Myth #4: Smoking is bad for you
Combining heat, smoke, and lung tissue is never good for tracheal or bronchial health. While there are differences in the effects of cannabis smoke on lungs, the medical community points out, like that of tobacco and wood, it is an irritant and prolonged exposure can lead to bronchitis and other respiratory issues. While the argument against contaminants in the lungs stands, there is also evidence to support the notion that cannabis is not nearly as harmful as other smokables. In 2012, a study carried out by the University of California, San Francisco, and the University of Alabama at Birmingham even found correlations between cannabis smoke and increases in lung-air-flow rates and lung capacity. One of your greatest answers for this myth is that there is not enough research yet to definitively prove either argument.

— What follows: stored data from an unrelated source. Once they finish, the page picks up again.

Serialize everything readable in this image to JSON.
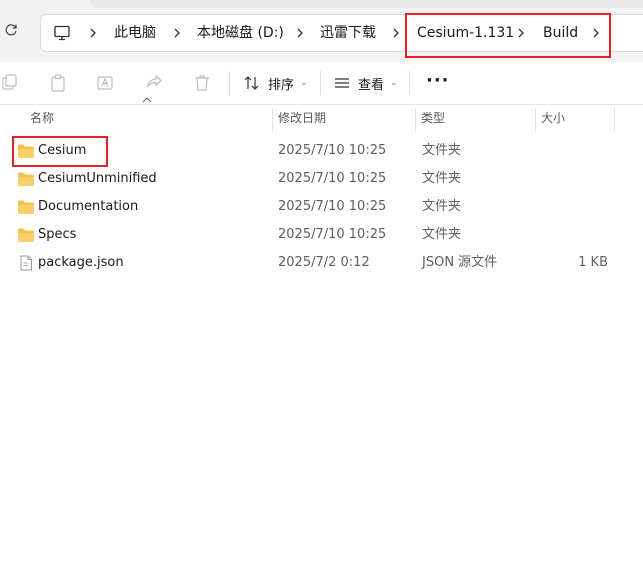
{
  "addressbar": {
    "crumbs": [
      "此电脑",
      "本地磁盘 (D:)",
      "迅雷下载",
      "Cesium-1.131",
      "Build"
    ]
  },
  "toolbar": {
    "sort_label": "排序",
    "view_label": "查看",
    "more_label": "···"
  },
  "columns": {
    "name": "名称",
    "modified": "修改日期",
    "type": "类型",
    "size": "大小"
  },
  "files": [
    {
      "name": "Cesium",
      "modified": "2025/7/10 10:25",
      "type": "文件夹",
      "size": "",
      "icon": "folder-icon"
    },
    {
      "name": "CesiumUnminified",
      "modified": "2025/7/10 10:25",
      "type": "文件夹",
      "size": "",
      "icon": "folder-icon"
    },
    {
      "name": "Documentation",
      "modified": "2025/7/10 10:25",
      "type": "文件夹",
      "size": "",
      "icon": "folder-icon"
    },
    {
      "name": "Specs",
      "modified": "2025/7/10 10:25",
      "type": "文件夹",
      "size": "",
      "icon": "folder-icon"
    },
    {
      "name": "package.json",
      "modified": "2025/7/2 0:12",
      "type": "JSON 源文件",
      "size": "1 KB",
      "icon": "file-icon"
    }
  ],
  "colors": {
    "highlight_box": "#e0222a",
    "folder": "#f2c14e"
  }
}
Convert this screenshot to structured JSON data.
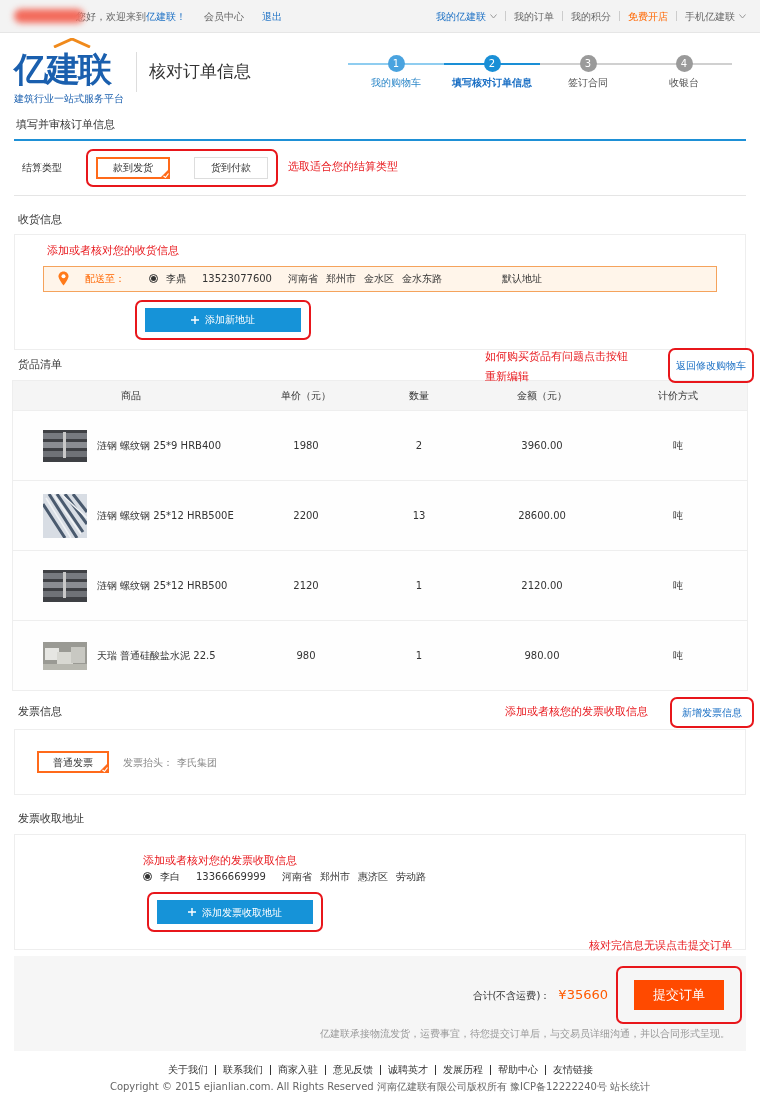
{
  "top_bar": {
    "greeting": "您好，欢迎来到",
    "site_link": "亿建联！",
    "links": [
      "会员中心",
      "退出"
    ],
    "right_links": [
      {
        "label": "我的亿建联",
        "kind": "dropdown"
      },
      {
        "label": "我的订单",
        "kind": "link"
      },
      {
        "label": "我的积分",
        "kind": "link"
      },
      {
        "label": "免费开店",
        "kind": "highlight"
      },
      {
        "label": "手机亿建联",
        "kind": "dropdown"
      }
    ]
  },
  "header": {
    "logo": "亿建联",
    "tagline": "建筑行业一站式服务平台",
    "page_title": "核对订单信息",
    "steps": [
      {
        "number": "1",
        "label": "我的购物车",
        "completed": true,
        "selected": false
      },
      {
        "number": "2",
        "label": "填写核对订单信息",
        "completed": false,
        "selected": true
      },
      {
        "number": "3",
        "label": "签订合同",
        "completed": false,
        "selected": false
      },
      {
        "number": "4",
        "label": "收银台",
        "completed": false,
        "selected": false
      }
    ]
  },
  "form_title": "填写并审核订单信息",
  "settlement": {
    "label": "结算类型",
    "options": [
      {
        "label": "款到发货",
        "selected": true
      },
      {
        "label": "货到付款",
        "selected": false
      }
    ],
    "annotation": "选取适合您的结算类型"
  },
  "shipping": {
    "heading": "收货信息",
    "annotation": "添加或者核对您的收货信息",
    "deliver_to": "配送至：",
    "address": {
      "selected": true,
      "name": "李鼎",
      "phone": "13523077600",
      "parts": [
        "河南省",
        "郑州市",
        "金水区",
        "金水东路"
      ]
    },
    "default_label": "默认地址",
    "add_button": "添加新地址"
  },
  "goods": {
    "heading": "货品清单",
    "annotation": [
      "如何购买货品有问题点击按钮",
      "重新编辑"
    ],
    "back_button": "返回修改购物车",
    "columns": [
      "商品",
      "单价（元）",
      "数量",
      "金额（元）",
      "计价方式"
    ],
    "rows": [
      {
        "kind": "picture",
        "name": "涟钢 螺纹钢 25*9 HRB400",
        "price": "1980",
        "quantity": "2",
        "amount": "3960.00",
        "unit": "吨"
      },
      {
        "kind": "picture",
        "name": "涟钢 螺纹钢 25*12 HRB500E",
        "price": "2200",
        "quantity": "13",
        "amount": "28600.00",
        "unit": "吨"
      },
      {
        "kind": "picture",
        "name": "涟钢 螺纹钢 25*12 HRB500",
        "price": "2120",
        "quantity": "1",
        "amount": "2120.00",
        "unit": "吨"
      },
      {
        "kind": "picture",
        "name": "天瑞 普通硅酸盐水泥 22.5",
        "price": "980",
        "quantity": "1",
        "amount": "980.00",
        "unit": "吨"
      }
    ]
  },
  "invoice": {
    "heading": "发票信息",
    "annotation": "添加或者核您的发票收取信息",
    "add_button": "新增发票信息",
    "type": {
      "label": "普通发票",
      "selected": true
    },
    "title_label": "发票抬头：",
    "title_value": "李氏集团"
  },
  "invoice_address": {
    "heading": "发票收取地址",
    "annotation": "添加或者核对您的发票收取信息",
    "address": {
      "selected": true,
      "name": "李白",
      "phone": "13366669999",
      "parts": [
        "河南省",
        "郑州市",
        "惠济区",
        "劳动路"
      ]
    },
    "add_button": "添加发票收取地址"
  },
  "submit": {
    "annotation": "核对完信息无误点击提交订单",
    "total_label": "合计(不含运费)：",
    "total": "¥35660",
    "button": "提交订单",
    "note": "亿建联承接物流发货，运费事宜，待您提交订单后，与交易员详细沟通，并以合同形式呈现。"
  },
  "footer": {
    "links": [
      "关于我们",
      "联系我们",
      "商家入驻",
      "意见反馈",
      "诚聘英才",
      "发展历程",
      "帮助中心",
      "友情链接"
    ],
    "copyright": "Copyright © 2015 ejianlian.com. All Rights Reserved 河南亿建联有限公司版权所有 豫ICP备12222240号 站长统计"
  }
}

Even though smoking dried cannabis flower is the most commonly used consumption method, one of the perks of legalization is access to new ways to consume and funding for product innovation. Dried flower vaporization is a legal example of this, as are oil tinctures and activated cannabis powder for cooking. Within the next year, regulated cannabis-infused edibles and topicals will also be legally available, as well as dose-controlled capsules.